Il modello peer to peer
Anche alla direzione didattica di San Benedetto Po, in provincia di Mantova (tre primarie e una scuola dell’infanzia), si ricorre al mediatore culturale (interviene, se serve, anche ai colloqui con i genitori) e a un intervento diversificato. Per gli studenti stranieri (più del 25% della popolazione scolastica), corsi intensivi della lingua italiana se sono alle medie (10 ore settimanali: per l’orario rimanente stanno in classe); compresenza di più docenti se alle elementari. I ragazzi trovano un’utile sponda nei compagni provenienti dagli stessi Paesi, che fanno da tutor “peer to peer”, cioè alla pari, ai neo-arrivati. Doppio il risultato: si responsabilizzano i primi e si sostengono i secondi. Quanto alla formazione dei docenti, l’istituto è fra i 30 scelti dalla Fondazione Cariplo per il progetto Interculture (che punta a valorizzare le buone pratiche che promuovono il lavoro in rete).

Per le seconde generazioni
A Jesi, la percentuale di studenti di origine straniera è contenuta (si attesta al 6%). Sono per lo più ragazzi di seconda generazione. Diverse quindi le sfide educative e le soluzioni adottate dall’istituto comprensivo Lorenzo Lotto (cinque scuole tra infanzia, primaria e medie), dove si è scelto di puntare sul coinvolgimento delle famiglie e sulla rete fra istituti scolastici. È stata messa a punto una modalità di accoglienza e di inserimento in classe con l’aiuto di mediatori culturali (che danno un sostegno anche in occasione delle comunicazioni ai genitori). Soprattutto però i docenti hanno deciso di lavorare servendo di unità didattiche non “eurocentriche”, costruite tenendo conto dei punti di vista di culture diverse. Quanto all’italiano anche qui corsi intensivi: 15 giorni di lezioni, due volte l’anno (a giugno e a settembre), tenute dai professori interni.

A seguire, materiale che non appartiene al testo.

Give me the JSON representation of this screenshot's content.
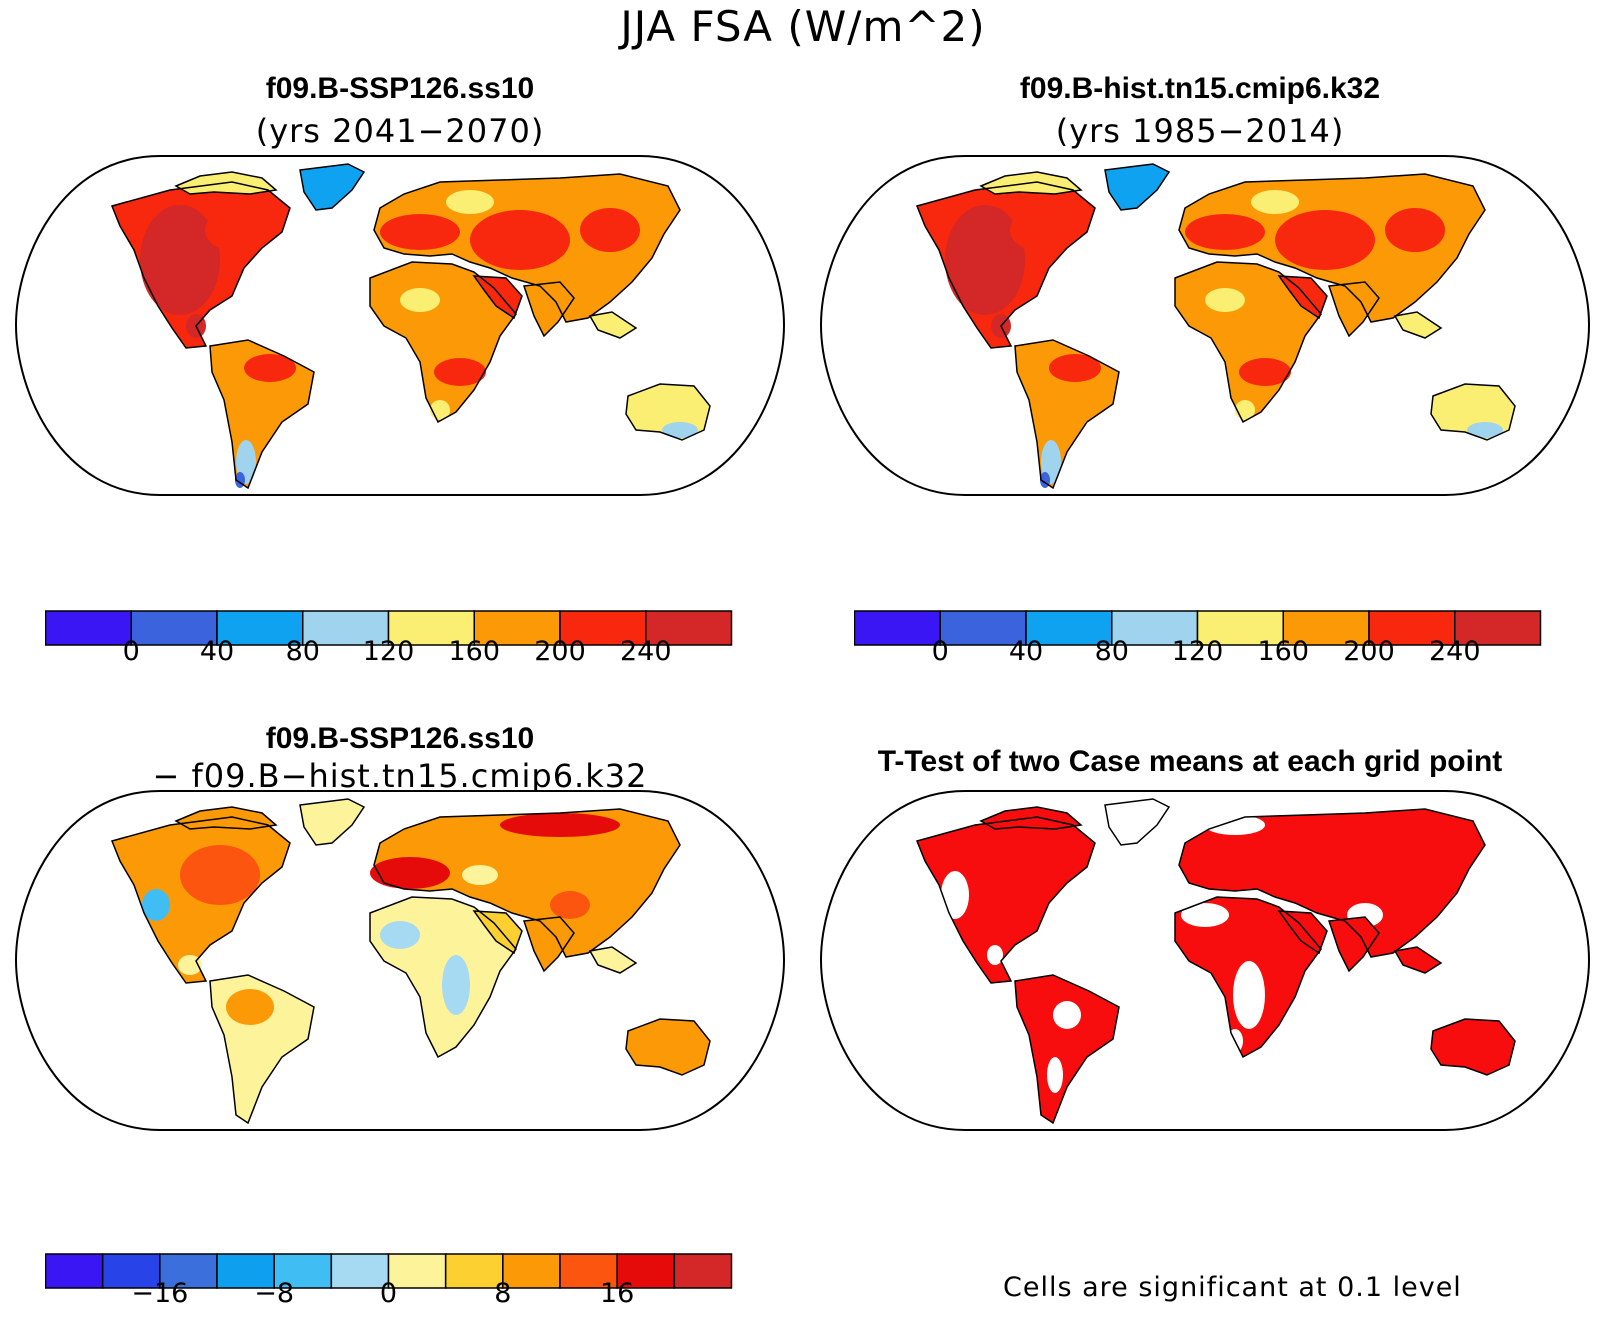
{
  "title": "JJA FSA (W/m^2)",
  "colors": {
    "abs": [
      "#3b16f5",
      "#3b63dd",
      "#0fa2f0",
      "#9fd3ee",
      "#fbef73",
      "#fb9a06",
      "#f7280d",
      "#d32827"
    ],
    "diff": [
      "#3b16f5",
      "#2843e8",
      "#3b6fdc",
      "#0f9fef",
      "#40bdf3",
      "#a6d9f2",
      "#fdf39b",
      "#fbd030",
      "#fb9a06",
      "#fb5510",
      "#e50b0b",
      "#d32827"
    ],
    "sig": "#f70d0d",
    "ocean": "#ffffff",
    "coast": "#000000"
  },
  "panels": {
    "top_left": {
      "title": "f09.B-SSP126.ss10",
      "subtitle": "(yrs 2041−2070)"
    },
    "top_right": {
      "title": "f09.B-hist.tn15.cmip6.k32",
      "subtitle": "(yrs 1985−2014)"
    },
    "bottom_left": {
      "title": "f09.B-SSP126.ss10",
      "subtitle": "− f09.B−hist.tn15.cmip6.k32"
    },
    "bottom_right": {
      "title": "T-Test of two Case means at each grid point",
      "note": "Cells are significant at 0.1 level"
    }
  },
  "colorbars": {
    "abs": {
      "ticks": [
        "0",
        "40",
        "80",
        "120",
        "160",
        "200",
        "240"
      ]
    },
    "diff": {
      "ticks": [
        "−16",
        "−8",
        "0",
        "8",
        "16"
      ]
    }
  }
}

In pratica a costo zero.

Volontariato e flessibilità
All’istituto tecnico Pacioli di Crema (che da due anni certifica ufficialmente la conoscenza dell’italiano per l’università o le imprese), gli iscritti d’origine straniera sono meno del 10%. Si tratta comunque di una pattuglia di 130 studenti (sui 1.500 dell’intera popolazione scolastica). Per quanti di loro ne hanno bisogno, c’è un corso d’italiano (tenuto da due volontari, docenti in pensione). In contemporanea sono provvisoriamente inseriti in classe (spesso in prima). Qui si individuano i deficit e si riconoscono i crediti, ovvero le conoscenze acquisite nelle precedenti esperienze scolastiche. Quando avranno colmato i deficit (anche con l’ausilio di compagni che svolgono un tutoraggio “peer to peer”), i neo-iscritti cambieranno classe e raggiungeranno quella che gli spetta per età e preparazione complessiva.